Seeking ‘likes’ for Cupids
Effort underway to include first English settlement in Canada’s Museum of History
There’s a grassroots effort underway to convince those who operate the Canadian Museum of Civilization —soon to known as the Canadian Museum of History — that the establishment of Canada’s first English settlement in Cupids is worthy of recognition.
The Canadian Museum of Civilization and the Canadian War Museum have launched an Internet campaign, asking Canadians what they would like to put in these national museums, including historical events, personalities and milestones.
The website features a “timeline” that includes some notable events throughout history, and those who visit the site can click a “like” button to indicate whether they would support seeing this event exhibited in the museum.
There’s also a feature that allows visitors to “add” an important historical event.
Up to late last week, the establishment of an English settlement by Bristol merchant John Guy in 1610 in what is now modern day Cupids had been “liked” by just under 200 visitors to the site.
The timeline can be found at the following link: http://www.civilization.ca/myhistorymuseum/whatis-the-canadian-story/
There’s also a section called “Who has shaped our country,” which can be found at the following link: http://www.civilization.ca/myhistorymuseum/who-has-shaped-ourcountry/
This link includes a selection of prominent personalities, and again asks visitors to “vote” for the personalities they would feature in the history museum.

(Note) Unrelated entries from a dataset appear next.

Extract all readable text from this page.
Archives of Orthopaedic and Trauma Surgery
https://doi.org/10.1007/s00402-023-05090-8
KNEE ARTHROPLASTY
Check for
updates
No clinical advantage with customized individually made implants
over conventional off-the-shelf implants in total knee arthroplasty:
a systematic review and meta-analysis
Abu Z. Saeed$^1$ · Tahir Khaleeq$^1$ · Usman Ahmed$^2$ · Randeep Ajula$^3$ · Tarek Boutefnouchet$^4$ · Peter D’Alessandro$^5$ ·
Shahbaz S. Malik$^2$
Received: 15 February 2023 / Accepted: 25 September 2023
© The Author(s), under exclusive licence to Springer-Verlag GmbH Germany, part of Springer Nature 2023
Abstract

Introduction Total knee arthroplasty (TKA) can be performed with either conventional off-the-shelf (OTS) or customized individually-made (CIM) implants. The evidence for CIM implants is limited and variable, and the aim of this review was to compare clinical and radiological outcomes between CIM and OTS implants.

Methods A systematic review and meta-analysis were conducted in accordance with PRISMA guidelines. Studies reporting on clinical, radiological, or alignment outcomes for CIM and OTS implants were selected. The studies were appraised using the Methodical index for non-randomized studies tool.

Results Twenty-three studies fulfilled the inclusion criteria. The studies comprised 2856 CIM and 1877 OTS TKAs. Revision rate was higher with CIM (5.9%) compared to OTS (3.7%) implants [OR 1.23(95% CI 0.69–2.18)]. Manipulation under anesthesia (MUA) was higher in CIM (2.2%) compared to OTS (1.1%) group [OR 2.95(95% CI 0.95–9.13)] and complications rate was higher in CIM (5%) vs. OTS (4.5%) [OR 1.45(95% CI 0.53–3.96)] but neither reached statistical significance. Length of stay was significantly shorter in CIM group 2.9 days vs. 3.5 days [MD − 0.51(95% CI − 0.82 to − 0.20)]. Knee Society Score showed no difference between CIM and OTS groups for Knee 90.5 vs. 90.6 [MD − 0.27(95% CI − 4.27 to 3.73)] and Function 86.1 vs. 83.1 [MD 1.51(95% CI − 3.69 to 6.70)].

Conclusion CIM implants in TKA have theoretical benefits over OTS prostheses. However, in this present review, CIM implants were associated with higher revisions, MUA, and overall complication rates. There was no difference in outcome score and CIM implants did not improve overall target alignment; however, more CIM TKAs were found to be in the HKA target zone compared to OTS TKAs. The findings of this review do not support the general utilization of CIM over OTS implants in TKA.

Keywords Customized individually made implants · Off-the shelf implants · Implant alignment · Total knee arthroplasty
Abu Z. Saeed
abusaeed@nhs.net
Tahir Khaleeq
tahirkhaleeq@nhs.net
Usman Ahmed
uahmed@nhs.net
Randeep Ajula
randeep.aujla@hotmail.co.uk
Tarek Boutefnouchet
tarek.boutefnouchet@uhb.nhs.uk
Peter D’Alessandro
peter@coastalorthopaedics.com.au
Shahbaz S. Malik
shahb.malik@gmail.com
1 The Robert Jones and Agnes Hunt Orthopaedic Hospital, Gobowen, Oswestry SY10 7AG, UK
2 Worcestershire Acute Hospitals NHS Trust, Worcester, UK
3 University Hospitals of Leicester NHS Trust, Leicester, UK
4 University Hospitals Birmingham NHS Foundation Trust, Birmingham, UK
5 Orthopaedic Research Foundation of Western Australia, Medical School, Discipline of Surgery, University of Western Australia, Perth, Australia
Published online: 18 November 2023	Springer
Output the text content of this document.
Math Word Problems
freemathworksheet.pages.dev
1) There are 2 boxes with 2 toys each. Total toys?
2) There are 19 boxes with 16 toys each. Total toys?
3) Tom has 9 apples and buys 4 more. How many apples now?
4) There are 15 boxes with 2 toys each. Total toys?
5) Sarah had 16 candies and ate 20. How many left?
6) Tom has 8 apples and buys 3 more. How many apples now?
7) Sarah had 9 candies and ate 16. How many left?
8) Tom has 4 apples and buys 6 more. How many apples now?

One of those added to the list is John Guy, who had received roughly 150 likes by late last week.
Guy is said to have arrived at Cuper’s Cove with a party of 39 men in August 1610. By the following winter, the population had climbed to 62, despite scurvy and pirate attacks.
The colonists fished, farmed, explored for minerals and traded furs with the Beothuk, the now extinct Aboriginal people of Newfoundland and Labrador.
According to literature, Guy’s efficient leadership at Cuper’s Cove established a model that would prove successful at other early Newfoundland settlements.
Today, Cupids is an important archaeological site and popular tourist attraction, and was the site of a major celebration in 2010, marking the 400th anniversary of the establishment of the settlement.
Those who operate the Cupids Legacy Centre are encouraging area residents to support the “My History Museum” project.
“We need some votes of support to give our little-known story some national prominence in the context of other important Canadian stories,” general manager Peter Laracy wrote in an email distributed last recently.
“Please visit the online timeline and vote if you believe, like me, that the founding of the Cupids colony is a story that has a rightful place in Canada’s historical timeline and should definitely be included in our new Canadian Museum of History.”
During a 2009 visit to Cupids, Prime Minister Stephen Harper described the historical events in Cupids as a “seminal moment in Canadian history.”
This photo of the Cupids Legacy Centre was taken from high atop Spectacle Head during the summer of 2012.